Erwin Lochmatter (* 1. September 1911 in St. Niklaus; † 9. August 1987 ebenda) war ein Schweizer Unternehmer, Bergsteiger, Ski- und Bergführer. Er machte die St. Niklauser Quarzitsteinplatten über die Grenzen des Wallis hinaus in Europa bekannt.

Familie

Erwin Lochmatter aus St. Niklaus im Schweizer Kanton Wallis war ein Enkel von Josef Marie Lochmatter (1833–1882), dem Begründer und Stammhalter der bekannten St. Niklauser Bergführerdynastie, und ein Sohn von Josef Lochmatter (1872–1915), dem Begründer der neuen St. Niklauser Bergführerschule. Wie sein Vater wuchs Erwin als Halbwaise auf.

Das Ehepaar Berta Burgener (1914–1998) und Erwin Lochmatter hatte vier Kinder. Berta Burgener war eine Verwandte des «Königs der Bergführer» Alexander Burgener.

Berg- und Skiführer

Im Jahre 1933 beteiligte sich Erwin Lochmatter an der Bergung des Leichnams von Franz Lochmatter, der am 17. August vom Grossen Gendarm des Weisshorns abstürzte. Im Jahre 1934 erlangte Erwin das Bergführer-Diplom nach der Verordnung des Kantons Wallis vom 13. Februar 1925. Er führte Gäste, die ihn zumindest in seinem Führerbuch lobten, bis in die sechziger Jahre insbesondere auf die Gipfel der Walliser Bergwelt. Einer seiner Stammgäste war der belgische Banquier Jacques Verhagen, der meinte, dass Lochmatter ebenso hervorragend Auto fahre wie führe. Diese alpinen Fähigkeiten kamen ihm als Unternehmer zugute, zählen die Quarzitplattenbrüche der Gemeinde St. Niklaus doch zu den wenigen europäischen Steinbrüchen ohne Strassenerschliessung.

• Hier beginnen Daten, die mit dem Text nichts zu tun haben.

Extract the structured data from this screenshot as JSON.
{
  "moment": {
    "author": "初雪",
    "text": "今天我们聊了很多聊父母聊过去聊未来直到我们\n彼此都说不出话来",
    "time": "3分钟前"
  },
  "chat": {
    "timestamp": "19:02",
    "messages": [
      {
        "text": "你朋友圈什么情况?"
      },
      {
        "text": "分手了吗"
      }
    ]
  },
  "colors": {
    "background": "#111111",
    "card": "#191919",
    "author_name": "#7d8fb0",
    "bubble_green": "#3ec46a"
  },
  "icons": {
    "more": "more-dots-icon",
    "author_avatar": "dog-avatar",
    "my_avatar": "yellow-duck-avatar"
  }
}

Zum 25. Todestag von Franz Lochmatter im Jahre 1958 wurde von Erwin Lochmatter und seinen Berufskameraden eine Gedenktafel aus St. Niklauser Quarzitstein an der Unglücksstelle am Lochmatterturm des Weisshorns angebracht, die u. a. folgende Worte trägt: Da oben muss ein lieber Vater wohnen. Im Jahre 1971 bewährte sich Erwin als Präsident des Organisationskomitees in der Durchführung des zehnten Walliser Bergführerfestes in St. Niklaus am Wochenende vom 19. bis 21. Juni. U. a. wurde eine Gedenkmedaille an Franz Lochmatter herausgegeben.

Am 1. September 1977 stürzte Erwin beim Ausbau der Endstation seiner Wasserballastbahn gegen 30 Meter talwärts. Die schweren Verletzungen, die er sich dabei zugezogen hatte, hinderten ihn an künftigen hochalpinen Touren. Bei der Materialseilbahn handelte es sich um eine zweispurige Pendelbahn mit Trag- und Zugseil, deren zwei verbundene Wagen vom Weiler Esch nördlich von St. Niklaus Dorf in 1095 m ü. M. hinauf nach Wintergadmen auf 1800 m ü. M. führten.

Das Original-Führerbuch von Erwin Lochmatter findet sich heute im Bergführermuseum von St. Niklaus. Am 7. August 1962 wurde seinem älteren Sohn Walter vom Kanton Wallis ein Führer-Aspiranten-Büchlein ausgestellt, das sich im Familienbesitz befindet.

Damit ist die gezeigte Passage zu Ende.